Le autorità grigionesi hanno rifiutato a torto l'autorizzazione chiesta da attivisti di utilizzare la strada cantonale tra Küblis e Klosters, nel cantone dei Grigioni, per una marcia a favore del clima durante il World Economic Forum (WEF) 2023. La manifestazione avrebbe potuto essere accordata almeno su alcuni tratti della strada, ritiene il Tribunale federale (TF). Il 10 novembre 2022, l'organizzatore aveva depositato una domanda di autorizzazione per una "camminata invernale per la giustizia climatica", da svolgersi su due giorni a partire da sabato 14 gennaio 2023 durante il Forum economico mondiale, con un massimo di 300 partecipanti.
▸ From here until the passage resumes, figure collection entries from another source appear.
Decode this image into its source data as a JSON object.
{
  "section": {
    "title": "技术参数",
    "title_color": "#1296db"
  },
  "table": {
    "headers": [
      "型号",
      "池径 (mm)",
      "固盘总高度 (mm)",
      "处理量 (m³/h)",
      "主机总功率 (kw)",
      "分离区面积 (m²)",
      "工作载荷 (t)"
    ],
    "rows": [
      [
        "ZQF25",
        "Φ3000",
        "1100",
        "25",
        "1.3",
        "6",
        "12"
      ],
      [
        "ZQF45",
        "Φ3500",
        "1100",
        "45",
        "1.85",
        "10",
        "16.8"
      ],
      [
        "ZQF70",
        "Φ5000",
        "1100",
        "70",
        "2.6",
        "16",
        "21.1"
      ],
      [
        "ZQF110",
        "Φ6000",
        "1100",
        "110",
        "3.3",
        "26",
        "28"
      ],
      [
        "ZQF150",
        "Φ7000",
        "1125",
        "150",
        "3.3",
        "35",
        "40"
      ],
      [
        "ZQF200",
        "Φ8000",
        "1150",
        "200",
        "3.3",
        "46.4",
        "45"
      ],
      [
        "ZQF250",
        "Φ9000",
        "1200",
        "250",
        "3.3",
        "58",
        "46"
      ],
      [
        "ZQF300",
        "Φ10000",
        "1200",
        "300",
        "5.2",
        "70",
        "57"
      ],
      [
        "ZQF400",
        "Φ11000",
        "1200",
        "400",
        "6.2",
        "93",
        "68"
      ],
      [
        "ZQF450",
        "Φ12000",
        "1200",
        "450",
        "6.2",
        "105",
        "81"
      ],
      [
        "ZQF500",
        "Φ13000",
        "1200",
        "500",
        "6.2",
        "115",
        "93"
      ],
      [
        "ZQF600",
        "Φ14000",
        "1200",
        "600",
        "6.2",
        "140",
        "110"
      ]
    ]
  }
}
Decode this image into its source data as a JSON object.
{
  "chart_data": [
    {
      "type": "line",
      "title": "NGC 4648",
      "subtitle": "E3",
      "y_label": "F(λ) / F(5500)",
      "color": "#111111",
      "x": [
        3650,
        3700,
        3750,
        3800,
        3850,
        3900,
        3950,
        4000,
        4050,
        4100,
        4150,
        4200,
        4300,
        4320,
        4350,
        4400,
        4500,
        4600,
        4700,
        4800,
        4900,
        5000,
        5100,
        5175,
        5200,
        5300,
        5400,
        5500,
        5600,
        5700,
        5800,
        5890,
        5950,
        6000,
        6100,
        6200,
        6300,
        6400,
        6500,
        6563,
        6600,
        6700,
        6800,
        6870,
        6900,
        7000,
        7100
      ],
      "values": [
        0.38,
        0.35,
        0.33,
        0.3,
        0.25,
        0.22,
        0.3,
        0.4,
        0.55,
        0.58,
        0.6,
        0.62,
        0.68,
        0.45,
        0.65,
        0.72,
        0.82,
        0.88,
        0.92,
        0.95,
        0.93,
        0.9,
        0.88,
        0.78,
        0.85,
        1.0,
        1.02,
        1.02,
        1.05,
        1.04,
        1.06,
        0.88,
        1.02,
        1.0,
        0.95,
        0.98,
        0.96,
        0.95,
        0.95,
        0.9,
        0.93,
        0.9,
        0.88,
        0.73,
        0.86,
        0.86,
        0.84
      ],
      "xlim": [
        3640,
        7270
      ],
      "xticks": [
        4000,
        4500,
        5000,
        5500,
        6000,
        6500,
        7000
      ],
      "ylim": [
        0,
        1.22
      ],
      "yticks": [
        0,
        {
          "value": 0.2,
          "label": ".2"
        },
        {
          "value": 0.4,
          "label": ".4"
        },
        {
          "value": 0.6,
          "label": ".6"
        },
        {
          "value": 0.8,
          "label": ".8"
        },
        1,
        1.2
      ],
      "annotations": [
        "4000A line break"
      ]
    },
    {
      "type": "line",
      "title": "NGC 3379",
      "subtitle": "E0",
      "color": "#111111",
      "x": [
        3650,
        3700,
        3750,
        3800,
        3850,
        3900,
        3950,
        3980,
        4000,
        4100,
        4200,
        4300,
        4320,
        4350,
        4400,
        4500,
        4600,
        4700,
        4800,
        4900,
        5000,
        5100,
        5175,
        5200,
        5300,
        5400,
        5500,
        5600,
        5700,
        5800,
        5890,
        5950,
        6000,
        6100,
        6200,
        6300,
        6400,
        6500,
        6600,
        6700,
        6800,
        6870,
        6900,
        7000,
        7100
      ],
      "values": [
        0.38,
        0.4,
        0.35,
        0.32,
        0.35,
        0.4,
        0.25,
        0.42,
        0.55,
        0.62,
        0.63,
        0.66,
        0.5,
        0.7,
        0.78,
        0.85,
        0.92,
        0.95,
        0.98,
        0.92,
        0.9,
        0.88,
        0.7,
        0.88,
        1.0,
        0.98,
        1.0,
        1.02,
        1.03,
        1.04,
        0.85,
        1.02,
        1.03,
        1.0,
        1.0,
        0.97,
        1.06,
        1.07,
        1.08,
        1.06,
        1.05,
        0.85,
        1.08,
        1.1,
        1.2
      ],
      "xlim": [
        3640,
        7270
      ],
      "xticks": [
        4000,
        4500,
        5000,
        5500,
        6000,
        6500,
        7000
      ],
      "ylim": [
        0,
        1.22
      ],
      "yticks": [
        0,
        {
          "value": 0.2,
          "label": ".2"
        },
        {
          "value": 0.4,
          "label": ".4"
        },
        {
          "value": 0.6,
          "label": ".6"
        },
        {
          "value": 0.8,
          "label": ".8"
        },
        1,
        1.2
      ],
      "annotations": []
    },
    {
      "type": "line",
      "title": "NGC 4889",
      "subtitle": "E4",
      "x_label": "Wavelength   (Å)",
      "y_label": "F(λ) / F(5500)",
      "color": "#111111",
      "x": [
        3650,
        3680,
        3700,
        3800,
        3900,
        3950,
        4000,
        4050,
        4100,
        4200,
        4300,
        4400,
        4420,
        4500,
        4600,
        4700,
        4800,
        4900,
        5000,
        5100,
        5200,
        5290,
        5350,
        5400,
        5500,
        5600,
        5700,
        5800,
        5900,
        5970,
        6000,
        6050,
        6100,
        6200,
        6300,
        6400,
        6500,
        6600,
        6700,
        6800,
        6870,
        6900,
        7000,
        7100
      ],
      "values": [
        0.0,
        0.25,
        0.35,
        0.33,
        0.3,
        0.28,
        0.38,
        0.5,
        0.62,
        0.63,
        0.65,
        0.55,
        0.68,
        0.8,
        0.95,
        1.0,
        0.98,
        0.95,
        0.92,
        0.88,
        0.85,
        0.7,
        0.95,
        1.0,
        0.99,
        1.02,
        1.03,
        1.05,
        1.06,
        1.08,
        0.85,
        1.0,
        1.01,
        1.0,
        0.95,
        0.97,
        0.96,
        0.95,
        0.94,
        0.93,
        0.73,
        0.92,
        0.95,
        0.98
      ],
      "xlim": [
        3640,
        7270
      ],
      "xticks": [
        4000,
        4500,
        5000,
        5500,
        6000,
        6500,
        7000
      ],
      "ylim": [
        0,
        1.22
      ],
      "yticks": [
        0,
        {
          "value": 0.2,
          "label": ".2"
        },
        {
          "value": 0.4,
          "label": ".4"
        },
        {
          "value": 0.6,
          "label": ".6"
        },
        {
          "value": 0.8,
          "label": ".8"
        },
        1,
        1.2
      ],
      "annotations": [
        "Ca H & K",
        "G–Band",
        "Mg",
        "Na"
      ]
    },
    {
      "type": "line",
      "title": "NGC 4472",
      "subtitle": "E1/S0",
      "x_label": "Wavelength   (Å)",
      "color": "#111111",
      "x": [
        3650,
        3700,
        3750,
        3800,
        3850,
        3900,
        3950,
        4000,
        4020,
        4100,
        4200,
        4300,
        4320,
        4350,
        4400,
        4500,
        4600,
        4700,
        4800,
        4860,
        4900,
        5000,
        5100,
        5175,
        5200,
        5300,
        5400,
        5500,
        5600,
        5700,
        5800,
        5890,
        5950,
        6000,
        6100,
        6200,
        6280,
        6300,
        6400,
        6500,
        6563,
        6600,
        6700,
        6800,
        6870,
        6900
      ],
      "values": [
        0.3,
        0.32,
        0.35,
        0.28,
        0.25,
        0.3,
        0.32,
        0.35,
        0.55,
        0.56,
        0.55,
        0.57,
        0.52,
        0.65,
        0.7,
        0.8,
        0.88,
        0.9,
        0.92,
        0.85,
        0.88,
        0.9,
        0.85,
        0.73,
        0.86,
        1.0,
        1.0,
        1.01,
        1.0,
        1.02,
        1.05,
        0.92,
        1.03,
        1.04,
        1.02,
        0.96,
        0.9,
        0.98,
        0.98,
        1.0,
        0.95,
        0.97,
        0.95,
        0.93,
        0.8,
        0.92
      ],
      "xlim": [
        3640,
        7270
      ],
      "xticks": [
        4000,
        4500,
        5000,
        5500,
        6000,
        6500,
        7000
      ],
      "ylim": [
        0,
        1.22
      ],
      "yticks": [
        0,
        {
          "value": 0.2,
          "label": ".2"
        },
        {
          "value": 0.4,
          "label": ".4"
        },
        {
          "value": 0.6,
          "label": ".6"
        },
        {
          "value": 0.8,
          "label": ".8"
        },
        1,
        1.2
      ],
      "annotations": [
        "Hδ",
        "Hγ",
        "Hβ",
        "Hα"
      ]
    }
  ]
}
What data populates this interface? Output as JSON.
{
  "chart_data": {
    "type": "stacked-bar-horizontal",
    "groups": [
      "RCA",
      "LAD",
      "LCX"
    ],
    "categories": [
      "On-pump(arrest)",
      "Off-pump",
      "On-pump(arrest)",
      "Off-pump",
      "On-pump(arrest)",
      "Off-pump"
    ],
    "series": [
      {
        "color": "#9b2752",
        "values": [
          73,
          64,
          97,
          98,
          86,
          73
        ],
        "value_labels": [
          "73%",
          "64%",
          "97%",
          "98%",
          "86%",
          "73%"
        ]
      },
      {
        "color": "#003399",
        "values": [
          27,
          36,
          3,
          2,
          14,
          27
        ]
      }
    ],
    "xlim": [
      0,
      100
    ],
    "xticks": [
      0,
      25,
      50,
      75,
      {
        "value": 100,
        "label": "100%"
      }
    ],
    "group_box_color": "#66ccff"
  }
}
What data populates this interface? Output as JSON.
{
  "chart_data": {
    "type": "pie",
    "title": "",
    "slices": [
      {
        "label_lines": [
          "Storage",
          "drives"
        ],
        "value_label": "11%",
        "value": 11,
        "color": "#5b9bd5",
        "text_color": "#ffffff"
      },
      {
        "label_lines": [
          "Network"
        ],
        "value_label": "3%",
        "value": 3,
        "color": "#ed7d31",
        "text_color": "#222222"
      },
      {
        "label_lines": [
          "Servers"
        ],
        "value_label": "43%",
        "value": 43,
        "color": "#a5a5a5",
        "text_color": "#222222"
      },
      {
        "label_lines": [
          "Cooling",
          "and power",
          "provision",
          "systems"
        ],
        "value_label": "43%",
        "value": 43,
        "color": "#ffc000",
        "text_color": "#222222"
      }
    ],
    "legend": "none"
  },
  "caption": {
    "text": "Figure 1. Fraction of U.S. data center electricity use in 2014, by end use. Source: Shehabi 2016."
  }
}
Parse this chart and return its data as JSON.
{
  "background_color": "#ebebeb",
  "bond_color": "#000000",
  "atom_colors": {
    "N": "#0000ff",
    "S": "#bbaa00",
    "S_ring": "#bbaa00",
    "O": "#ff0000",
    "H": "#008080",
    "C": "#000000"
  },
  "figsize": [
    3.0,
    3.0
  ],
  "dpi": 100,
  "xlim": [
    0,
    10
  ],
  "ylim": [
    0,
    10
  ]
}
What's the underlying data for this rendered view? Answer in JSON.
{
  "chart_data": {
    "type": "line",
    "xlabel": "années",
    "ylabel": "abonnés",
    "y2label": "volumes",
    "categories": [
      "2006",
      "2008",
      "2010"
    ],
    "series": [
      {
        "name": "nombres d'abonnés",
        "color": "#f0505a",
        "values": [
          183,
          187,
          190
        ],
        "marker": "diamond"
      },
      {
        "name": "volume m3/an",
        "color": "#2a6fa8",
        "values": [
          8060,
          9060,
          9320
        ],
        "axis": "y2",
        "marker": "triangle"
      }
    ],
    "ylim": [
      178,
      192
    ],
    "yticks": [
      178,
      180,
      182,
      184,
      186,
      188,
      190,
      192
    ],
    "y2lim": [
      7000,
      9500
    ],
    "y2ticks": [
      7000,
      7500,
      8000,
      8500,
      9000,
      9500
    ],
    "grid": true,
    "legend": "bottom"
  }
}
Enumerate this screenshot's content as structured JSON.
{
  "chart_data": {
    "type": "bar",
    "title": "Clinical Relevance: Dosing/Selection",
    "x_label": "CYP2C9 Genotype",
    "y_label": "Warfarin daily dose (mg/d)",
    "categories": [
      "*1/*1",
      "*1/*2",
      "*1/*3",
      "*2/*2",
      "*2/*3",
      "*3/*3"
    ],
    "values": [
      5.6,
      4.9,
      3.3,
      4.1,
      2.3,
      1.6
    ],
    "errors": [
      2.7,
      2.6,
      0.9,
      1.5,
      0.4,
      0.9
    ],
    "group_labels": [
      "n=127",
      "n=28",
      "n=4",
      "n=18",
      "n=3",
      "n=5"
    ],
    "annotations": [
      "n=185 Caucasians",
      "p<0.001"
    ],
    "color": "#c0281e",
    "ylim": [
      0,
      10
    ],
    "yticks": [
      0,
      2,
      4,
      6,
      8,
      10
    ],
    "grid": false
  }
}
Cosa ha detto il Tribunale federale
Quattro giorni prima della dimostrazione, l'Ufficio tecnico cantonale ha negato il permesso di utilizzare la strada cantonale, invitando i partecipanti a utilizzare strade secondarie e sentieri. In una sentenza pubblicata oggi, il TF stabilisce che lo spostamento dell'intero percorso lontano dalla strada cantonale costituisce una violazione sproporzionata della libertà di opinione e di riunione. Ricorda che questi diritti fondamentali prevedono, in una misura limitata, il diritto di utilizzare il dominio pubblico per manifestazioni che coinvolgono la popolazione.
Il precedente
Durante il WEF 2020, era stata autorizzata una marcia lungo la strada cantonale, senza che venissero riscontrati problemi. I pericoli per la sicurezza stradale non precludono, in linea di principio, l'uso della cantonale, almeno in parte, a determinate condizioni. Inoltre, la prima Corte di diritto pubblico constata la violazione del diritto dell'organizzatore di vedere esaminata la sua domanda entro un termine ragionevole: già il 16 dicembre 2022 era chiaro alle autorità che il percorso lungo la strada cantonale non sarebbe stato autorizzato e la decisione avrebbe dovuto quindi essere comunicata prima della fine dell'anno.